Bizi de zorlamayın, savcılık kılını bile kıpırdatmazken biz bilirkişi raporları için yırtındık. TÜBİTAK Raporu'nun gelmesi için çalmadığımız kapı kalmadı.
Lütfen söyler misiniz, bu dokümanlar bizim olsa bilirkişi raporları için, TÜBİTAK Raporu için niye çırpınalım?
Bakınız ben mesleki tecrübesi olan 26 yıllık gazeteciyim. Mesleki hayatım dava dosyaları okuyarak geçti.
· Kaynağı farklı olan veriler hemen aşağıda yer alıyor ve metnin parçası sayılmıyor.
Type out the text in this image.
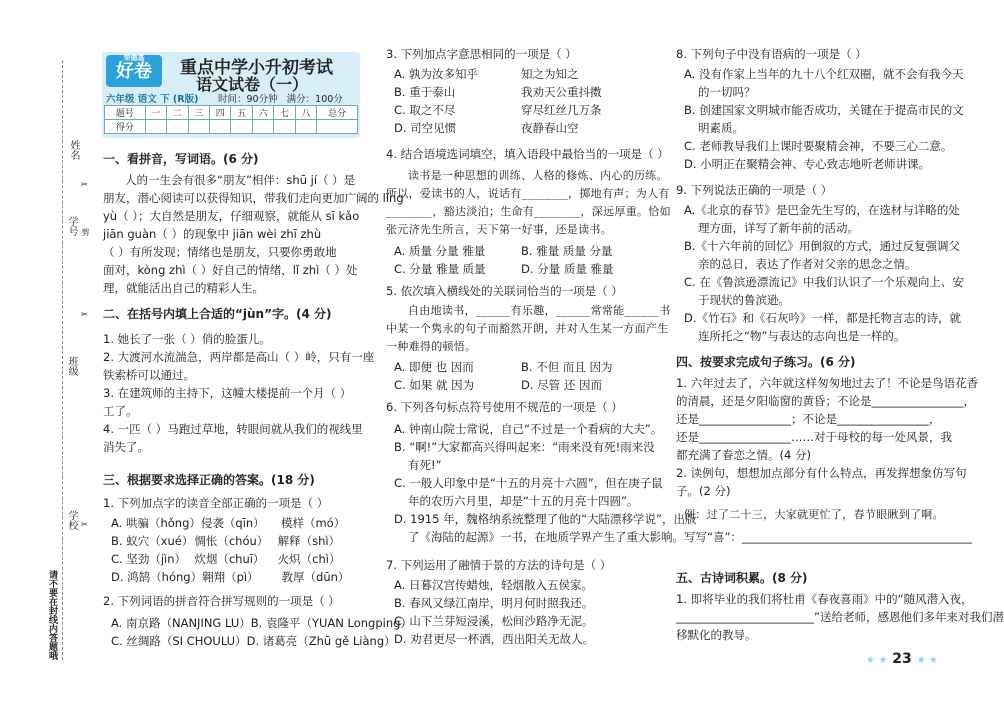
姓名
学号
班级
学校
请不要在封线内答题哦
✂
剪
✂
✂
荣德基
好卷	重点中学小升初考试
语文试卷（一）
六年级 语文 下 (R版) 时间：90分钟 满分：100分
题号	一	二	三	四	五	六	七	八	总分
得分									
一、看拼音，写词语。(6 分)
人的一生会有很多“朋友”相伴：shū jí（ ）是
朋友，潜心阅读可以获得知识，带我们走向更加广阔的 lǐng
yù（ ）；大自然是朋友，仔细观察，就能从 sī kǎo
jiān guàn（ ）的现象中 jiān wèi zhī zhù
（ ）有所发现；情绪也是朋友，只要你勇敢地
面对，kòng zhì（ ）好自己的情绪，lǐ zhì（ ）处
理，就能活出自己的精彩人生。
二、在括号内填上合适的“jùn”字。(4 分)
1. 她长了一张（ ）俏的脸蛋儿。
2. 大渡河水流湍急，两岸都是高山（ ）岭，只有一座
铁索桥可以通过。
3. 在建筑师的主持下，这幢大楼提前一个月（ ）
工了。
4. 一匹（ ）马跑过草地，转眼间就从我们的视线里
消失了。
三、根据要求选择正确的答案。(18 分)
1. 下列加点字的读音全部正确的一项是（ ）
A. 哄骗（hǒng） 侵袭（qīn）	模样（mó）
B. 蚁穴（xué） 惆怅（chóu） 解释（shì）
C. 坚劲（jìn） 炊烟（chuī）	火炽（chì）
D. 鸿鹄（hóng） 翱翔（pì）	教厚（dūn）
2. 下列词语的拼音符合拼写规则的一项是（ ）
A. 南京路（NANJING LU） B. 袁隆平（YUAN Longping）
C. 丝绸路（SI CHOULU） D. 诸葛亮（Zhū gě Liàng）
3. 下列加点字意思相同的一项是（ ）
A. 孰为汝多知乎	知之为知之
B. 重于泰山	我劝天公重抖擞
C. 取之不尽	穿尽红丝几万条
D. 司空见惯	夜静春山空
4. 结合语境选词填空，填入语段中最恰当的一项是（ ）
读书是一种思想的训练、人格的修炼、内心的历练。
所以，爱读书的人，说话有________，掷地有声；为人有
________，豁达淡泊；生命有________，深远厚重。恰如
张元济先生所言，天下第一好事，还是读书。
A. 质量 分量 雅量	B. 雅量 质量 分量
C. 分量 雅量 质量	D. 分量 质量 雅量
5. 依次填入横线处的关联词恰当的一项是（ ）
自由地读书，______有乐趣，______常常能______书
中某一个隽永的句子而豁然开朗，并对人生某一方面产生
一种难得的顿悟。
A. 即便 也 因而	B. 不但 而且 因为
C. 如果 就 因为	D. 尽管 还 因而
6. 下列各句标点符号使用不规范的一项是（ ）
A. 钟南山院士常说，自己“不过是一个看病的大夫”。
B. “啊!”大家都高兴得叫起来：“雨来没有死!雨来没
有死!”
C. 一般人印象中是“十五的月亮十六圆”，但在庚子鼠
年的农历六月里，却是“十五的月亮十四圆”。
D. 1915 年，魏格纳系统整理了他的“大陆漂移学说”，出版
了《海陆的起源》一书，在地质学界产生了重大影响。
7. 下列运用了融情于景的方法的诗句是（ ）
A. 日暮汉宫传蜡烛，轻烟散入五侯家。
B. 春风又绿江南岸，明月何时照我还。
C. 山下兰芽短浸溪，松间沙路净无泥。
D. 劝君更尽一杯酒，西出阳关无故人。
8. 下列句子中没有语病的一项是（ ）
A. 没有作家上当年的九十八个红双圈，就不会有我今天
的一切吗？
B. 创建国家文明城市能否成功，关键在于提高市民的文
明素质。
C. 老师教导我们上课时要聚精会神，不要三心二意。
D. 小明正在聚精会神、专心致志地听老师讲课。
9. 下列说法正确的一项是（ ）
A.《北京的春节》是巴金先生写的，在选材与详略的处
理方面，详写了新年前的活动。
B.《十六年前的回忆》用倒叙的方式，通过反复强调父
亲的总日，表达了作者对父亲的思念之情。
C. 在《鲁滨逊漂流记》中我们认识了一个乐观向上、安
于现状的鲁滨逊。
D.《竹石》和《石灰吟》一样，都是托物言志的诗，就
连所托之“物”与表达的志向也是一样的。
四、按要求完成句子练习。(6 分)
1. 六年过去了，六年就这样匆匆地过去了！不论是鸟语花香
的清晨，还是夕阳临窗的黄昏；不论是________________，
还是________________；不论是________________，
还是________________……对于母校的每一处风景，我
都充满了眷恋之情。(4 分)
2. 读例句，想想加点部分有什么特点，再发挥想象仿写句
子。(2 分)
例：过了二十三，大家就更忙了，春节眼瞅到了啊。
写写“喜”：________________________________________
五、古诗词积累。(8 分)
1. 即将毕业的我们将杜甫《春夜喜雨》中的“随风潜入夜，
________________________”送给老师，感恩他们多年来对我们潜
移默化的教导。
★ ★ 23 ★ ★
Siz ne derseniz deyin, davanın temeli olan deliller çökmüştür, geçerliliğini kaybetmiştir. Bu dava bitmiştir. Kanıtı olmayan ceza olmaz.
SAYIN HEYET
Yalanın rakibi gerçek, tehlikelidir.
Ondan kurtulduğunuzu sanabilirsiz ama olmadık bir yerde olmadık, bir zamanda mutlaka gün yüzüne çıkar.
Zorba bir gücün sürgit devam edeceğini düşünenler en çok hayal kırıklığına uğrayanlardır. Geleceğin en önemli niteliği şaşırtıcı olmasıdır.
Bunu yıllardır tarih çalışması yapan bir gazeteci olarak söylüyorum. Hükmü her daim tarihin yüce mahkemesi veriyor. Burada sanık olarak bulunmaktan kendi adıma değil ülkem adına utanç duyuyorum.
21 'inci yüzyılda yazıyı, kitabı ve gazetecileri ve yazarları yargılıyorsunuz.
Öyle bir dönemden geçiyoruz ki, Bertolt Brecht'in söylediği gibi, "Nasıl bir çağ ki bu, ağaçlardan konuşmak, suç işlemekle bir."
Sayın heyet, "bu ayıptan Türkiye'yi kurtarın" demeyeceğim. Çünkü: Mahkemenize olan güvenimi yitirdim. Adalete olan inancımı öldürüp Silivri zindanına gömdüm.
Önce 3'üncü yargı paketi'yle ilgili ve ardından TÜBİTAK raporu'ndan sonra verdiğiniz kararları mesleğiniz, makamınız isminiz adına üzüntüyle karşıladım.
Anladım ki:
Bugün ülkemizde en çok ihtiyaç duyduğumuz adalet ahlaktan arındırılmış ve bir intikam aracına dönüştürülmüştür.
Bugün:
Korkaklık şu soruyu soruyor: Emniyetli mi?
Menfaatçilik şu soruyu soruyor: Faydalı mı?
Ve vicdan şu soruyu soruyor: Adaletli mi?
Benim sizden tek talebim var: Vicdanınızı devre dışı bırakmayın.